When you own the railroad you can control what goes on it. If you get greedy, there’s nobody to stop you. They haven’t a choice.
Amazon is doing a bit of its own railroading these days, being a bully to book publisher Hachette because of a contract dispute. Amazon is taking down pre-order buttons for Hachette titles on its site, raised prices on the publisher’s offerings, and even changed page design to feature other titles that compete with Hachette. It’s not nice, but it’s certainly possible when you own the railroad.

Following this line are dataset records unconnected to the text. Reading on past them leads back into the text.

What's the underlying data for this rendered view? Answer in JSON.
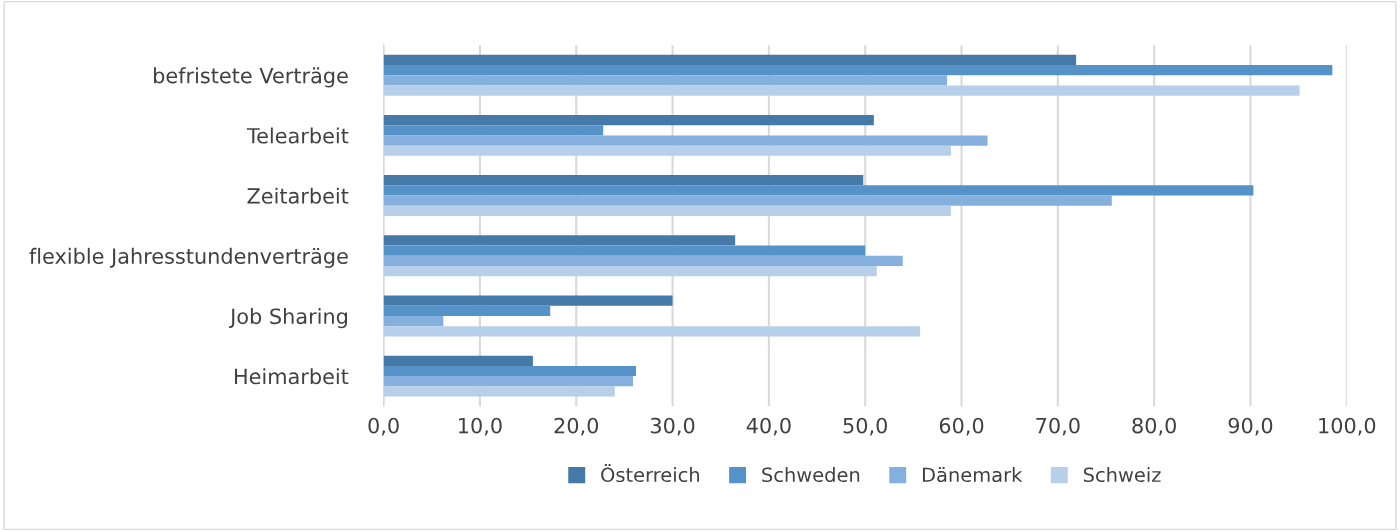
{
  "chart_data": {
    "type": "bar",
    "orientation": "horizontal",
    "categories": [
      "befristete Verträge",
      "Telearbeit",
      "Zeitarbeit",
      "flexible Jahresstundenverträge",
      "Job Sharing",
      "Heimarbeit"
    ],
    "series": [
      {
        "name": "Österreich",
        "color": "#457aa8",
        "values": [
          71.9,
          50.9,
          49.8,
          36.5,
          30.0,
          15.5
        ]
      },
      {
        "name": "Schweden",
        "color": "#5592c8",
        "values": [
          98.5,
          22.8,
          90.3,
          50.0,
          17.3,
          26.2
        ]
      },
      {
        "name": "Dänemark",
        "color": "#85b0dd",
        "values": [
          58.5,
          62.7,
          75.6,
          53.9,
          6.2,
          25.9
        ]
      },
      {
        "name": "Schweiz",
        "color": "#b8cfea",
        "values": [
          95.1,
          58.9,
          58.9,
          51.2,
          55.7,
          24.0
        ]
      }
    ],
    "xlim": [
      0,
      100
    ],
    "xticks": [
      {
        "value": 0,
        "label": "0,0"
      },
      {
        "value": 10,
        "label": "10,0"
      },
      {
        "value": 20,
        "label": "20,0"
      },
      {
        "value": 30,
        "label": "30,0"
      },
      {
        "value": 40,
        "label": "40,0"
      },
      {
        "value": 50,
        "label": "50,0"
      },
      {
        "value": 60,
        "label": "60,0"
      },
      {
        "value": 70,
        "label": "70,0"
      },
      {
        "value": 80,
        "label": "80,0"
      },
      {
        "value": 90,
        "label": "90,0"
      },
      {
        "value": 100,
        "label": "100,0"
      }
    ],
    "grid": "x",
    "legend": "bottom"
  }
}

The argument for and against Amazon has gone back and forth. Amazon is killing the independent bookstore. Amazon is making reading more popular and more affordable. I have tended to go for the positive view of Amazon, because I like to read, and I see how easy the company has made it to get more books. Now we’re into a new stage of the game, and it’s not a family-friendly round of Monopoly. This is the kind of game aimed at putting competitors out of business, pushing smaller companies around, and getting your way even if it means people will see who you really are. I’ve read about Jeff Bezos and what a not-nice guy he is. Visionary, but brutal. Now, with his moves against Hachette, I have a sense sense of the way he wants to play. He’s a monopolist. He’s part of a larger movement online, because the railroad baron attitude is coming back.
Have you heard it stated that there can be only one Facebook? Only one Twitter? Only one Dropbox? Only one Evernote?
A competitor to Evernote called Springpad has been fun to use because it permits me a little more creative control than Evernote. It’s shutting down next month due to lack of cash. (It was free.) Sure, there’s a problem with providing an app for free, and there’s a problem with profitless startups. By the way, Amazon also does not turn a profit. That’s right – lots of money comes in, and Jeff Bezos has enough personal wealth to buy the Washington Post. But, as the expression goes, it’s a great company but a lousy business.
Amazon has the muscle tell other companies what to do, just as Time-Warner and Comcast are trying to tell us how fast the Internet will be. These monopolists are willing to exercise power and in the process show us what they really stand for. Maybe that’s the upside.